Richard: A little something in preparation for later this month.
From the depths of a dream or way below, where pinprick eyes and sawtooth teeth proliferated, the dark one came. Nobody heard it. Nobody saw it. Everybody felt it.
They claimed it an earthquake, a freak of nature, a thus far unknown fault in the earth’s crust that had stirred for the first time in millennia. It was none of those things.
The old lady knew. She who hid behind net curtains and fifteen coats of lead paint knew a lot of things the others didn’t. That’s why the creature went for her first.
It snuck up through the sewers into her yard, slipped like a midnight shadow through her cat flap, stole upstairs. It gnashed its teeth and spiked its claws, sliced wallpaper, pinioned the carpet with razor talons but all so quietly. Hushed it was. Like the dead it came.

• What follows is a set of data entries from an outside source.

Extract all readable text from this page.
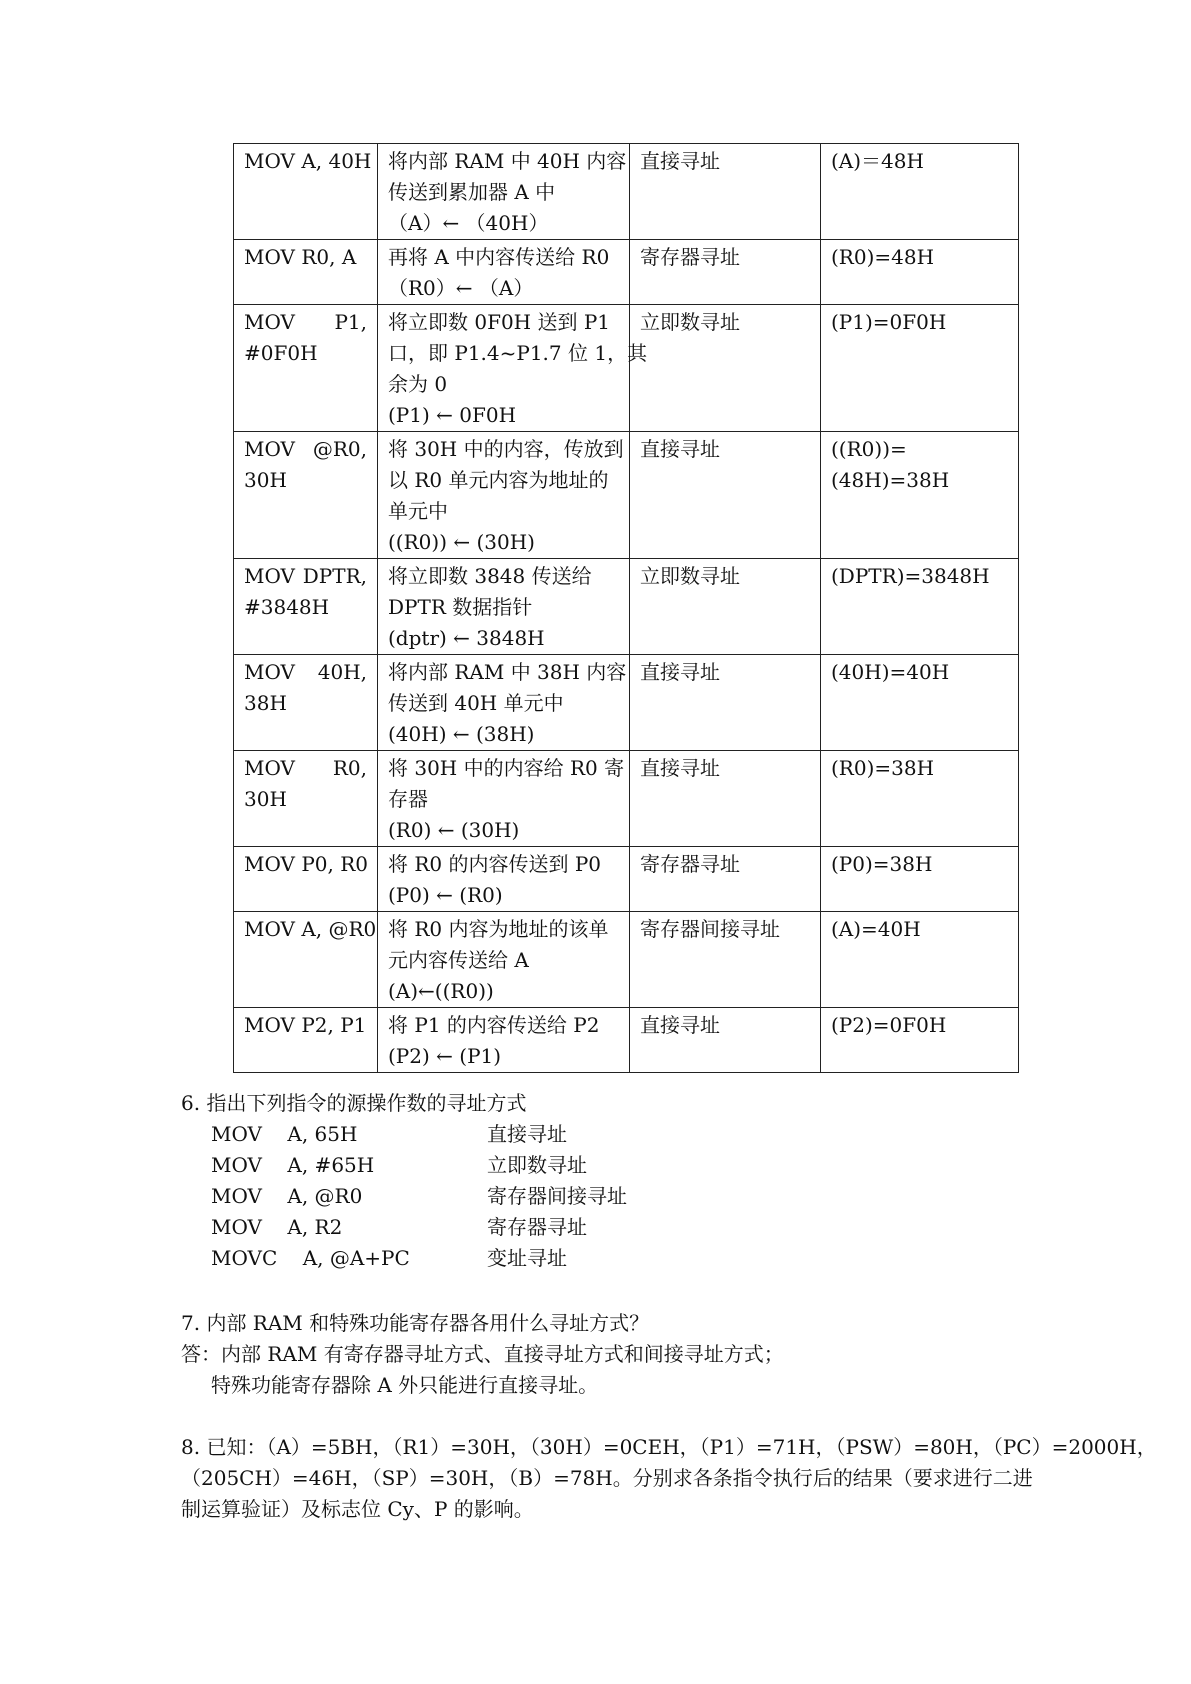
MOV A, 40H	将内部 RAM 中 40H 内容
传送到累加器 A 中
（A）← （40H）	直接寻址	(A)＝48H

MOV R0, A	再将 A 中内容传送给 R0
（R0）← （A）	寄存器寻址	(R0)=48H

MOV P1,
#0F0H	将立即数 0F0H 送到 P1
口，即 P1.4~P1.7 位 1，其
余为 0
(P1) ← 0F0H	立即数寻址	(P1)=0F0H

MOV @R0,
30H	将 30H 中的内容，传放到
以 R0 单元内容为地址的
单元中
((R0)) ← (30H)	直接寻址	((R0))=(48H)=38H

MOV DPTR,
#3848H	将立即数 3848 传送给
DPTR 数据指针
(dptr) ← 3848H	立即数寻址	(DPTR)=3848H

MOV 40H,
38H	将内部 RAM 中 38H 内容
传送到 40H 单元中
(40H) ← (38H)	直接寻址	(40H)=40H

MOV R0,
30H	将 30H 中的内容给 R0 寄
存器
(R0) ← (30H)	直接寻址	(R0)=38H

MOV P0, R0	将 R0 的内容传送到 P0
(P0) ← (R0)	寄存器寻址	(P0)=38H

MOV A, @R0	将 R0 内容为地址的该单
元内容传送给 A
(A)←((R0))	寄存器间接寻址	(A)=40H

MOV P2, P1	将 P1 的内容传送给 P2
(P2) ← (P1)	直接寻址	(P2)=0F0H
6. 指出下列指令的源操作数的寻址方式
MOV    A, 65H	直接寻址
MOV    A, #65H	立即数寻址
MOV    A, @R0	寄存器间接寻址
MOV    A, R2	寄存器寻址
MOVC    A, @A+PC	变址寻址
7. 内部 RAM 和特殊功能寄存器各用什么寻址方式？
答：内部 RAM 有寄存器寻址方式、直接寻址方式和间接寻址方式；
特殊功能寄存器除 A 外只能进行直接寻址。
8. 已知：（A）=5BH，（R1）=30H，（30H）=0CEH，（P1）=71H，（PSW）=80H，（PC）=2000H，
（205CH）=46H，（SP）=30H，（B）=78H。分别求各条指令执行后的结果（要求进行二进
制运算验证）及标志位 Cy、P 的影响。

The creature saw her lying there under sheets of mildewed velvet, damp and musty like a bog. It slashed. It bit. It tore. It missed.
She rose like a whirlwind and smiled at the beast, a scimitar grin of devilish teeth. She twirled her fingers like an eager child; the beast fell back, but the door had closed.
“There are fouler things than you, my pretty,” she cackled. “I am Nocturne. Yum, yum, yum.”
There were no more strange occurrences, no more violent shudders. The fault must have fixed, ground resettled. That’s what they said, anyway.
Only the old lady sat behind her nets knew better. Only the old lady that nobody had seen but all knew was there knew the truth. She’d have taken it to the grave, too, if she hadn’t already.